Naciones Unidas a definido que “La solidaridad entre las generaciones a todos los niveles (las familias, las comunidades y las naciones) es fundamental para el logro de una sociedad para todas las edades”  

En la solidaridad entre generaciones el objetivo principal es la cohesión e integración entre generaciones, en la cual cabe tener en cuenta varios aspectos:

-        La solidaridad funcional: referida a aquella solidaridad que nace a través de la prestación de algo en concreto (dinero, tiempo o espacio)

-        La solidaridad afectiva: centrada en los sentimientos de las personas, correspondencia y pertenencia principalmente.

-        La solidaridad asociativa: llevada a cabo a través de las diversas actividades que se comparten

-        La Solidaridad Intergeneracional” que busca sensibilizar a la población sobre la contribución e integración de las personas mayores en la sociedad y promover medidas que generen mejores oportunidades para que los adultos mayores sigan activos, es decir velar por la mejora de las políticas centradas en el envejecimiento activo, tratando de eliminar los estereotipos y la discriminación por razón de la edad.

Rectificar la actual imagen negativa de la vejez, es, pues, una tarea cultural y educativa que debe comprometer a todas las generaciones. Existe la responsabilidad con los ancianos de hoy y del futuro, de ayudarles a captar el sentido de la edad, a apreciar sus propios recursos y así superar la tentación del rechazo, del autoaislamiento, de la resignación a un sentimiento de inutilidad, de la desesperación y así con las generaciones futuras, ir preparando un contexto humano, social y espiritual en el que toda persona pueda vivir con dignidad y plenitud esa etapa de la vida.
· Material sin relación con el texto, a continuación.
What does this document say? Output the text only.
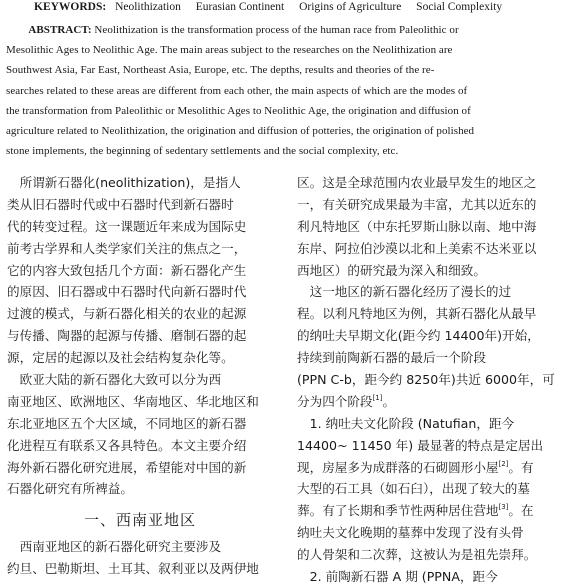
KEYWORDS: Neolithization Eurasian Continent Origins of Agriculture Social Complexity
ABSTRACT: Neolithization is the transformation process of the human race from Paleolithic or
Mesolithic Ages to Neolithic Age. The main areas subject to the researches on the Neolithization are
Southwest Asia, Far East, Northeast Asia, Europe, etc. The depths, results and theories of the re-
searches related to these areas are different from each other, the main aspects of which are the modes of
the transformation from Paleolithic or Mesolithic Ages to Neolithic Age, the origination and diffusion of
agriculture related to Neolithization, the origination and diffusion of potteries, the origination of polished
stone implements, the beginning of sedentary settlements and the social complexity, etc.
　所谓新石器化(neolithization)，是指人
类从旧石器时代或中石器时代到新石器时
代的转变过程。这一课题近年来成为国际史
前考古学界和人类学家们关注的焦点之一，
它的内容大致包括几个方面：新石器化产生
的原因、旧石器或中石器时代向新石器时代
过渡的模式，与新石器化相关的农业的起源
与传播、陶器的起源与传播、磨制石器的起
源，定居的起源以及社会结构复杂化等。
　欧亚大陆的新石器化大致可以分为西
南亚地区、欧洲地区、华南地区、华北地区和
东北亚地区五个大区域，不同地区的新石器
化进程互有联系又各具特色。本文主要介绍
海外新石器化研究进展，希望能对中国的新
石器化研究有所裨益。
一、西南亚地区
　西南亚地区的新石器化研究主要涉及
约旦、巴勒斯坦、土耳其、叙利亚以及两伊地
区。这是全球范围内农业最早发生的地区之
一，有关研究成果最为丰富，尤其以近东的
利凡特地区（中东托罗斯山脉以南、地中海
东岸、阿拉伯沙漠以北和上美索不达米亚以
西地区）的研究最为深入和细致。
　这一地区的新石器化经历了漫长的过
程。以利凡特地区为例，其新石器化从最早
的纳吐夫早期文化(距今约 14400年)开始，
持续到前陶新石器的最后一个阶段
(PPN C-b，距今约 8250年)共近 6000年，可
分为四个阶段[1]。
　1. 纳吐夫文化阶段 (Natufian，距今
14400~ 11450 年) 最显著的特点是定居出
现，房屋多为成群落的石砌圆形小屋[2]。有
大型的石工具（如石臼），出现了较大的墓
葬。有了长期和季节性两种居住营地[3]。在
纳吐夫文化晚期的墓葬中发现了没有头骨
的人骨架和二次葬，这被认为是祖先崇拜。
　2. 前陶新石器 A 期 (PPNA，距今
La práctica religiosa ocupa un lugar destacado en la vida de las personas ancianas. La tercera edad parece favorecer una apertura especial a la trascendencia. Lo confirman, entre otras cosas, su participación en gran número en las iglesias; el cambio decisivo en muchos ancianos que se acercan de nuevo a la Iglesia después de años de alejamiento y el espacio importante que se da a la oración: ésta representa una aportación invaluable al capital espiritual de oraciones y sacrificios del cual la Iglesia se beneficia abundantemente y que ha de revalorarse en las comunidades eclesiales y en las familias.
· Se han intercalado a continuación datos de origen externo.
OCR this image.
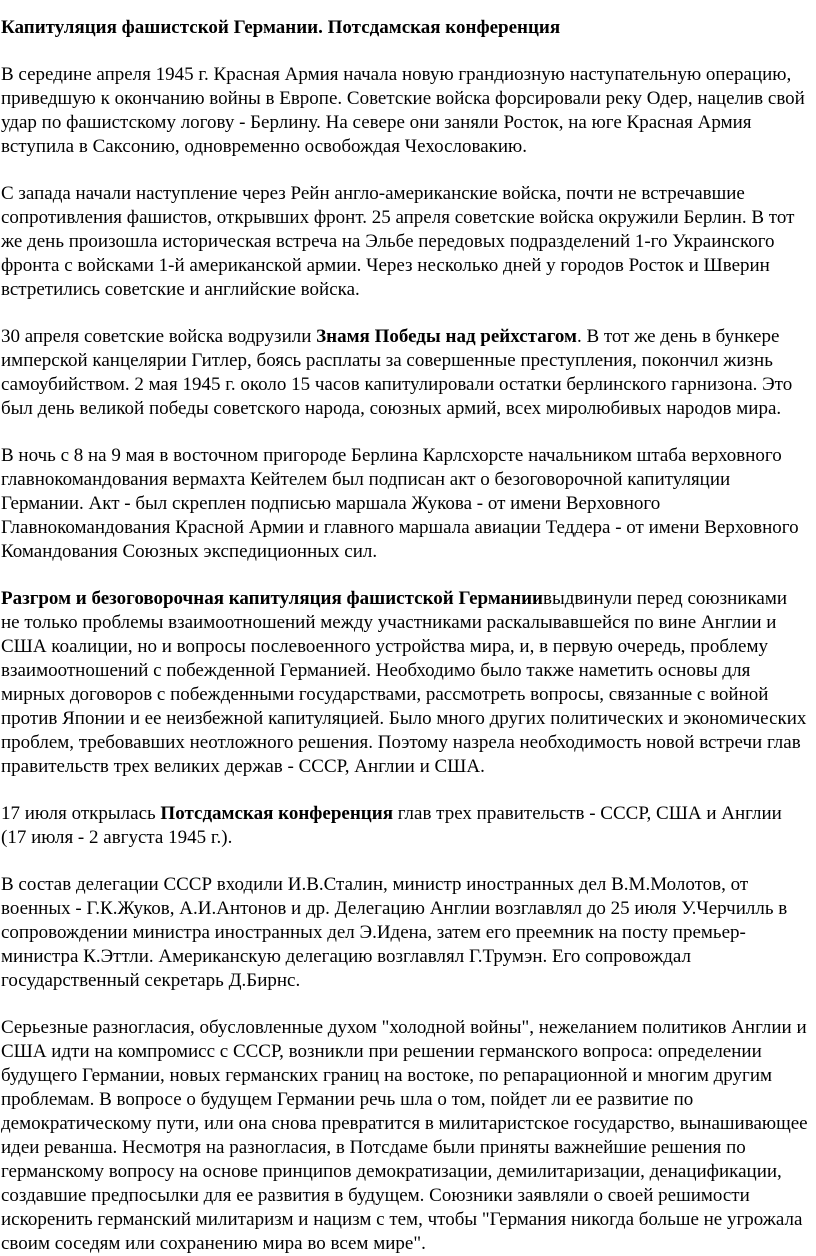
Капитуляция фашистской Германии. Потсдамская конференция

В середине апреля 1945 г. Красная Армия начала новую грандиозную наступательную операцию, приведшую к окончанию войны в Европе. Советские войска форсировали реку Одер, нацелив свой удар по фашистскому логову - Берлину. На севере они заняли Росток, на юге Красная Армия вступила в Саксонию, одновременно освобождая Чехословакию.

С запада начали наступление через Рейн англо-американские войска, почти не встречавшие сопротивления фашистов, открывших фронт. 25 апреля советские войска окружили Берлин. В тот же день произошла историческая встреча на Эльбе передовых подразделений 1-го Украинского фронта с войсками 1-й американской армии. Через несколько дней у городов Росток и Шверин встретились советские и английские войска.

30 апреля советские войска водрузили Знамя Победы над рейхстагом. В тот же день в бункере имперской канцелярии Гитлер, боясь расплаты за совершенные преступления, покончил жизнь самоубийством. 2 мая 1945 г. около 15 часов капитулировали остатки берлинского гарнизона. Это был день великой победы советского народа, союзных армий, всех миролюбивых народов мира.

В ночь с 8 на 9 мая в восточном пригороде Берлина Карлсхорсте начальником штаба верховного главнокомандования вермахта Кейтелем был подписан акт о безоговорочной капитуляции Германии. Акт - был скреплен подписью маршала Жукова - от имени Верховного Главнокомандования Красной Армии и главного маршала авиации Теддера - от имени Верховного Командования Союзных экспедиционных сил.

Разгром и безоговорочная капитуляция фашистской Германиивыдвинули перед союзниками не только проблемы взаимоотношений между участниками раскалывавшейся по вине Англии и США коалиции, но и вопросы послевоенного устройства мира, и, в первую очередь, проблему взаимоотношений с побежденной Германией. Необходимо было также наметить основы для мирных договоров с побежденными государствами, рассмотреть вопросы, связанные с войной против Японии и ее неизбежной капитуляцией. Было много других политических и экономических проблем, требовавших неотложного решения. Поэтому назрела необходимость новой встречи глав правительств трех великих держав - СССР, Англии и США.

17 июля открылась Потсдамская конференция глав трех правительств - СССР, США и Англии (17 июля - 2 августа 1945 г.).

В состав делегации СССР входили И.В.Сталин, министр иностранных дел В.М.Молотов, от военных - Г.К.Жуков, А.И.Антонов и др. Делегацию Англии возглавлял до 25 июля У.Черчилль в сопровождении министра иностранных дел Э.Идена, затем его преемник на посту премьер-министра К.Эттли. Американскую делегацию возглавлял Г.Трумэн. Его сопровождал государственный секретарь Д.Бирнс.

Серьезные разногласия, обусловленные духом "холодной войны", нежеланием политиков Англии и США идти на компромисс с СССР, возникли при решении германского вопроса: определении будущего Германии, новых германских границ на востоке, по репарационной и многим другим проблемам. В вопросе о будущем Германии речь шла о том, пойдет ли ее развитие по демократическому пути, или она снова превратится в милитаристское государство, вынашивающее идеи реванша. Несмотря на разногласия, в Потсдаме были приняты важнейшие решения по германскому вопросу на основе принципов демократизации, демилитаризации, денацификации, создавшие предпосылки для ее развития в будущем. Союзники заявляли о своей решимости искоренить германский милитаризм и нацизм с тем, чтобы "Германия никогда больше не угрожала своим соседям или сохранению мира во всем мире".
La comunidad eclesial debe hacer lo posible por ayudar al anciano a vivir su vejez a la luz de la dignidad con la que lo revistió el Creador y a redescubrir por sí mismo el valor de los recursos que todavía está en condiciones de poner al servicio a los demás y que tiene la responsabilidad de dar a los demás. El anciano debe ser siempre más consciente de que tiene aún un futuro por construir, porque todavía no se ha agotado su tarea misionera de dar testimonio a los pequeños, a los jóvenes, a los adultos y a sus mismos contemporáneos, de que fuera de Cristo no hay sentido, ni alegría, tanto en la vida personal como en la vida con los demás.